In terms of trade flows, the effects of the Green Fence also served to open up other markets. Scriba says that in recent weeks, export market flows have reversed somewhat from the beginning of 2013. “Exporters seem to have redirected exported plastic scrap streams to countries neighboring China, like Indonesia and Malaysia, Vietnam and the Philippines,” he says. He notes that because recyclers in Europe face such comparative restrictions as minimum wage requirements, more bureaucracy and rising environmental requirements, recyclers in importing countries are usually able to pay higher prices for their feedstock.

In terms of exports to China, lower quality plastic scrap is no longer imported there, says Borad. However, he states, “Chinese customers are buying good-quality scrap.” This situation is an effect of the Green Fence, he adds.

A few of the grades in demand throughout Europe and beyond, Borad says: high-quality LDPE clean film and thick films as well as injection-grade polypropylene copolymer.

Similarly, Foster says that even though China’s Green Fence may be restricting exports of lower quality secondary plastics, “by and large they have still taken a proportion of UK plastic scrap together with other far eastern markets.”


Ambitious Targets
As the PlasticsEurope report indicates, there is room for improvement in the amount of plastics that can be recycled in Europe. In 2012 about 38% of post-consumer plastic scrap was landfilled in Europe, while about 34% were sent for each recycling and energy recovery. Of the plastics that get recycled, about 82% comprises plastic packaging products, according to PlasticsEurope.

Many industry insiders have increasingly called for higher recycling rates throughout Europe and the UK. Foster says the current recycling target for plastic packaging in Europe has been fixed at 22.5% for some time.

“By 2017 in the UK, we need to recycle about 42% of plastics packaging, but this may well be surpassed by more ambitious EU targets and policies in future years,” he says.
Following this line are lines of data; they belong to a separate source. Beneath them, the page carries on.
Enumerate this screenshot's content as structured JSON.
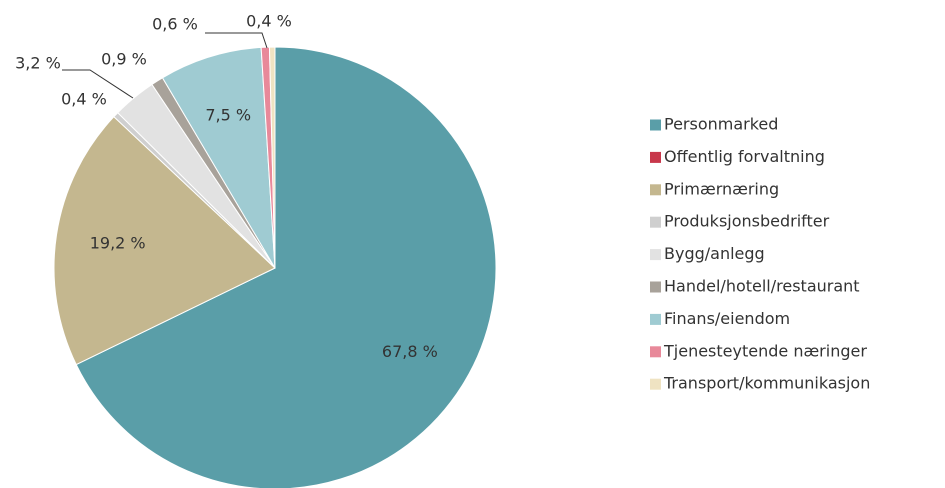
{
  "chart_data": {
    "type": "pie",
    "categories": [
      "Personmarked",
      "Offentlig forvaltning",
      "Primærnæring",
      "Produksjonsbedrifter",
      "Bygg/anlegg",
      "Handel/hotell/restaurant",
      "Finans/eiendom",
      "Tjenesteytende næringer",
      "Transport/kommunikasjon"
    ],
    "values": [
      67.8,
      0,
      19.2,
      0.4,
      3.2,
      0.9,
      7.5,
      0.6,
      0.4
    ],
    "value_labels": [
      "67,8 %",
      null,
      "19,2 %",
      "0,4 %",
      "3,2 %",
      "0,9 %",
      "7,5 %",
      "0,6 %",
      "0,4 %"
    ],
    "colors": [
      "#5a9ea8",
      "#c8374b",
      "#c4b78f",
      "#cfcfcf",
      "#e2e2e2",
      "#a8a29a",
      "#9fcbd2",
      "#e8899a",
      "#efe3c2"
    ],
    "legend": "right"
  }
}
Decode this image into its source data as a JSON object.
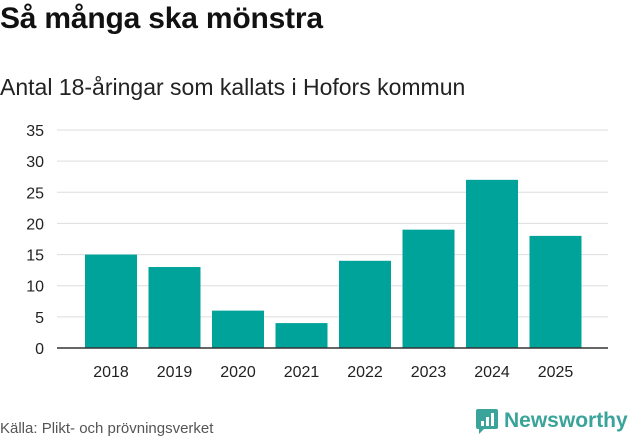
{
  "title": "Så många ska mönstra",
  "subtitle": "Antal 18-åringar som kallats i Hofors kommun",
  "source": "Källa: Plikt- och prövningsverket",
  "brand": {
    "name": "Newsworthy",
    "icon": "newsworthy-logo-icon",
    "color": "#3aa39a"
  },
  "chart_data": {
    "type": "bar",
    "categories": [
      "2018",
      "2019",
      "2020",
      "2021",
      "2022",
      "2023",
      "2024",
      "2025"
    ],
    "values": [
      15,
      13,
      6,
      4,
      14,
      19,
      27,
      18
    ],
    "xlabel": "",
    "ylabel": "",
    "ylim": [
      0,
      35
    ],
    "yticks": [
      0,
      5,
      10,
      15,
      20,
      25,
      30,
      35
    ],
    "grid": true,
    "bar_color": "#00a39a"
  }
}
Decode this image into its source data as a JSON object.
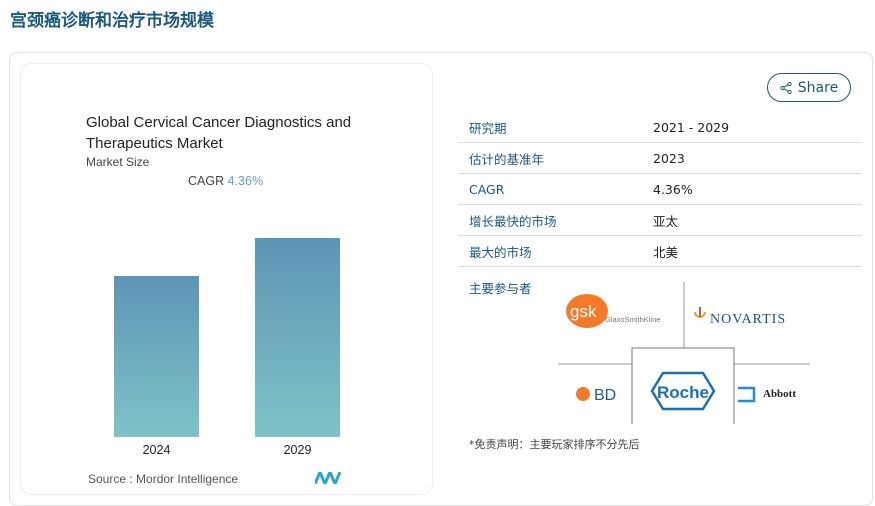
{
  "page_title": "宫颈癌诊断和治疗市场规模",
  "chart_card": {
    "title": "Global Cervical Cancer Diagnostics and Therapeutics Market",
    "subtitle": "Market Size",
    "cagr_label": "CAGR",
    "cagr_value": "4.36%",
    "source": "Source : Mordor Intelligence"
  },
  "chart_data": {
    "type": "bar",
    "categories": [
      "2024",
      "2029"
    ],
    "values": [
      1.0,
      1.238
    ],
    "title": "Global Cervical Cancer Diagnostics and Therapeutics Market",
    "xlabel": "",
    "ylabel": "",
    "grid": false,
    "colors": {
      "bar_top": "#5e94b6",
      "bar_bottom": "#7ec3c8"
    }
  },
  "share_label": "Share",
  "table": [
    {
      "key": "研究期",
      "value": "2021 - 2029"
    },
    {
      "key": "估计的基准年",
      "value": "2023"
    },
    {
      "key": "CAGR",
      "value": "4.36%"
    },
    {
      "key": "增长最快的市场",
      "value": "亚太"
    },
    {
      "key": "最大的市场",
      "value": "北美"
    }
  ],
  "players_label": "主要参与者",
  "players": [
    "GlaxoSmithKline",
    "NOVARTIS",
    "BD",
    "Roche",
    "Abbott"
  ],
  "disclaimer": "*免责声明：主要玩家排序不分先后",
  "colors": {
    "accent": "#1c5a7d"
  }
}
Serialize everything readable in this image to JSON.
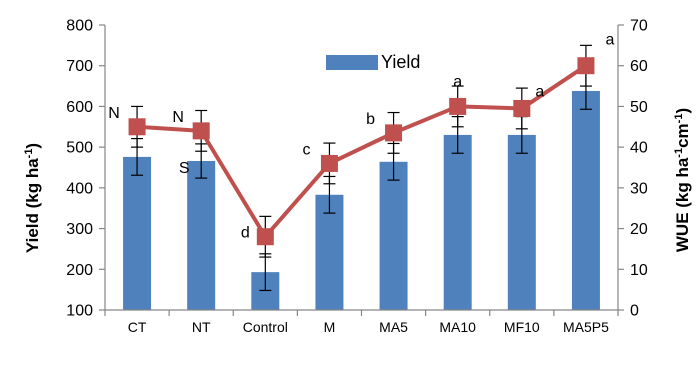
{
  "chart_data": {
    "type": "bar",
    "title": "",
    "categories": [
      "CT",
      "NT",
      "Control",
      "M",
      "MA5",
      "MA10",
      "MF10",
      "MA5P5"
    ],
    "series": [
      {
        "name": "Yield",
        "type": "bar",
        "axis": "left",
        "values": [
          476,
          466,
          193,
          383,
          464,
          530,
          530,
          638
        ],
        "error": [
          45,
          42,
          45,
          45,
          45,
          45,
          45,
          45
        ]
      },
      {
        "type": "line",
        "axis": "right",
        "values": [
          45,
          44,
          18,
          36,
          43.5,
          50,
          49.5,
          60
        ],
        "error": [
          5,
          5,
          5,
          5,
          5,
          5,
          5,
          5
        ],
        "labels": [
          "N",
          "N",
          "d",
          "c",
          "b",
          "a",
          "a",
          "a"
        ]
      }
    ],
    "bar_labels": [
      "",
      "S",
      "",
      "",
      "",
      "",
      "",
      ""
    ],
    "ylabel": "Yield (kg ha-1)",
    "y2label": "WUE (kg ha-1cm-1)",
    "ylim": [
      100,
      800
    ],
    "y2lim": [
      0,
      70
    ],
    "yticks": [
      "100",
      "200",
      "300",
      "400",
      "500",
      "600",
      "700",
      "800"
    ],
    "y2ticks": [
      "0",
      "10",
      "20",
      "30",
      "40",
      "50",
      "60",
      "70"
    ],
    "legend": {
      "position": "top-center",
      "entries": [
        "Yield"
      ]
    },
    "colors": {
      "bar": "#4F81BD",
      "line": "#C0504D"
    },
    "grid": false
  },
  "axis_titles": {
    "left_main": "Yield (kg ha",
    "left_sup": "-1",
    "left_close": ")",
    "right_main": "WUE (kg ha",
    "right_sup1": "-1",
    "right_mid": "cm",
    "right_sup2": "-1",
    "right_close": ")"
  }
}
He notes that in 2012 about 25% of plastic packaging was recycled in the UK. That accounted for about 600,000 tonnes of material. That amount is expected to increase to 1.2 million tonnes in 2017, Foster says. “The UK needs to effectively double the amount of plastic we are collecting and recycling within a five-year period,” he says. Applying the current collection ratios, he says, about 70% of that material is likely to come from household collections.

The biggest jump, Foster says, is expected to be in recycling household pots, tubs, trays and tubes. Currently, only about 20% of this rigid, non-bottle material is being collected for recycling in the UK, and questions remain over sustainable and auditable end markets for some of the plastics in this fraction, Foster says. Over the last five years, Foster notes, the UK collection of household pots, tubs and trays has gone from trace amounts to about 125,000 tonnes, in part because of consumer demand for recycling and the fact that service providers and MRFs can accept and handle most of these materials. But, he cautions, while some of this material is perfectly recyclable, the non-bottle plastics are a complex mix of polymers. For instance, some food packaging has multiple layers or additives that can make recycling difficult or impossible.

Most importantly, Foster says, is the fact that plastic can be a misleading term when it comes to recycling.

“Plastic is popular for so many applications, but it is these wide-ranging applications and unique characteristics that can also create potential issues to finding practical and cost-effective recycling solutions,” he says. “However by working in collaboration with the entire supply and recycling chain, many of these challenges can be overcome.”